Жизнь примечательных людей - страница 9

Шрифт
Интервал



Изба ли его загорится — Господня на то воля, и он оставляет ее догорать до тла. Грех противиться Божьему суду. Заболеет он — лечиться не станет по той же причина. Самому ли ему придется сплоховать, присвоить себе чужое добро или деньги — опять-таки не его в том вина, и он твердо стоит на том что его лукавый попутал, а сам он в деле том неповинен.

По правде говоря, в Иване Михайлове не существует никакой свободной инициативы. Целые века нравственного угнетения теготевшее над его предками и над ним самим довели его до этого фатализма. К чему противиться неизбежному? К чему бороться против неодолимого? И потому весь образ мыслей Ивана и все его чувства подернуты каким-то мрачным колоритом, проникнуты горечью и унынием.

Рассказы его все имеют трагическое окончание, самого его осаждает и угнетает сказочный мир вампиров, привидений и чертей, от лукавства и кровожадности которых нет спасения. Слова его песен проникнуты тою же безнадежностью, все напевы в минорных тонах и отзываются безысходною грустью.

Все эти характерные черты найдутся и в Иване Иванове, с прибавлением еще нескольких особенностей. Оторванный в ранней молодости от семьи и друзей для того чтобы провести пятнадцать, двадцать лет на службе, он оставляет далеко за собой все обыкновенные людские надежды и желания. Целые двадцать лет приходится ему наполнить одною рутиной лагерной жизни. Нет у него в перспективе ни своего очага, ни семьи, ни детей.

Большую часть друзей молодости ему никогда уже не видать.
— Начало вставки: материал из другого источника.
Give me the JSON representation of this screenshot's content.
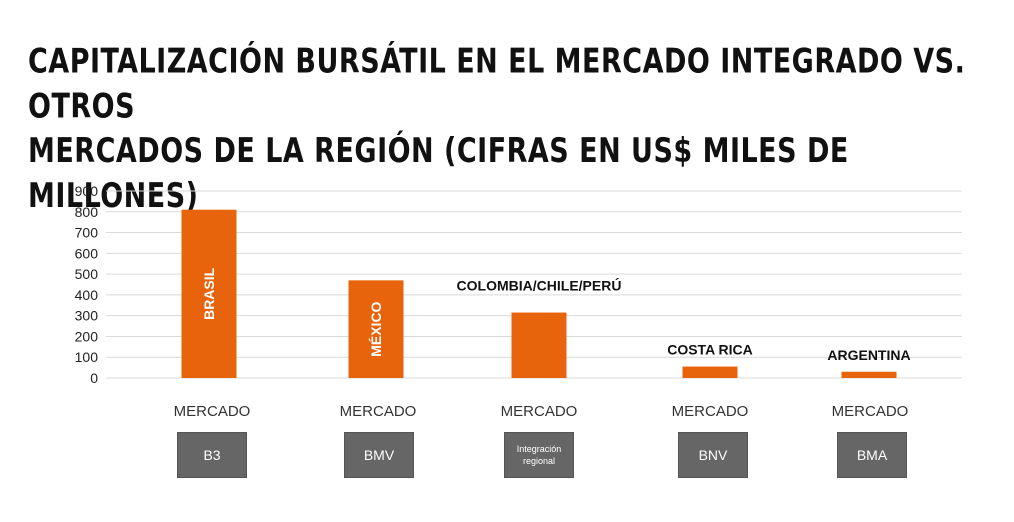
{
  "title": {
    "line1": "CAPITALIZACIÓN BURSÁTIL EN EL MERCADO INTEGRADO VS. OTROS",
    "line2": "MERCADOS DE LA REGIÓN (CIFRAS EN US$ MILES DE MILLONES)"
  },
  "colors": {
    "bar": "#e8640c",
    "grid": "#d9d9d9",
    "box": "#666666"
  },
  "chart_data": {
    "type": "bar",
    "title": "CAPITALIZACIÓN BURSÁTIL EN EL MERCADO INTEGRADO VS. OTROS MERCADOS DE LA REGIÓN (CIFRAS EN US$ MILES DE MILLONES)",
    "ylim": [
      0,
      900
    ],
    "yticks": [
      0,
      100,
      200,
      300,
      400,
      500,
      600,
      700,
      800,
      900
    ],
    "grid": true,
    "categories": [
      "BRASIL",
      "MÉXICO",
      "COLOMBIA/CHILE/PERÚ",
      "COSTA RICA",
      "ARGENTINA"
    ],
    "values": [
      810,
      470,
      315,
      55,
      30
    ],
    "label_position": [
      "inside",
      "inside",
      "above",
      "above",
      "above"
    ]
  },
  "markets": [
    {
      "label": "MERCADO",
      "box": "B3"
    },
    {
      "label": "MERCADO",
      "box": "BMV"
    },
    {
      "label": "MERCADO",
      "box": "Integración regional"
    },
    {
      "label": "MERCADO",
      "box": "BNV"
    },
    {
      "label": "MERCADO",
      "box": "BMA"
    }
  ]
}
Он хорошо знает что задолго до того как ему вернуться на родину, его отец с матерью помрут, желанную выдадут замуж, братья с сестрами состарятся, да и самого его все успеют позабыть. Судьба разом перевернула всю его жизнь, сделала его другим существом. Быть-может вначале не раз приходилось ему всплакнуть над своею горькою долей: бедная изба его, конечно, была не очень удобна и привлекательна, но все-таки там он был под родным кровом, и никогда, быть-может, туда не возвратится. Но прошли годы, и великая государственная машина отлила и его в общую форму, подвела под общий уровень. И вот с тех пор зажил он живым автоматом, покорный воле недосягаемой для критики его простого разума; слепо покорился он своей участи, не пытаясь сопротивляться. Да и не в его природе бороться против неотвратимого. На то была Божья воля, бесполезно и грешно на нее роптать, и махнул Иван Иванов на прошлое рукой, стараясь примениться к настоящему.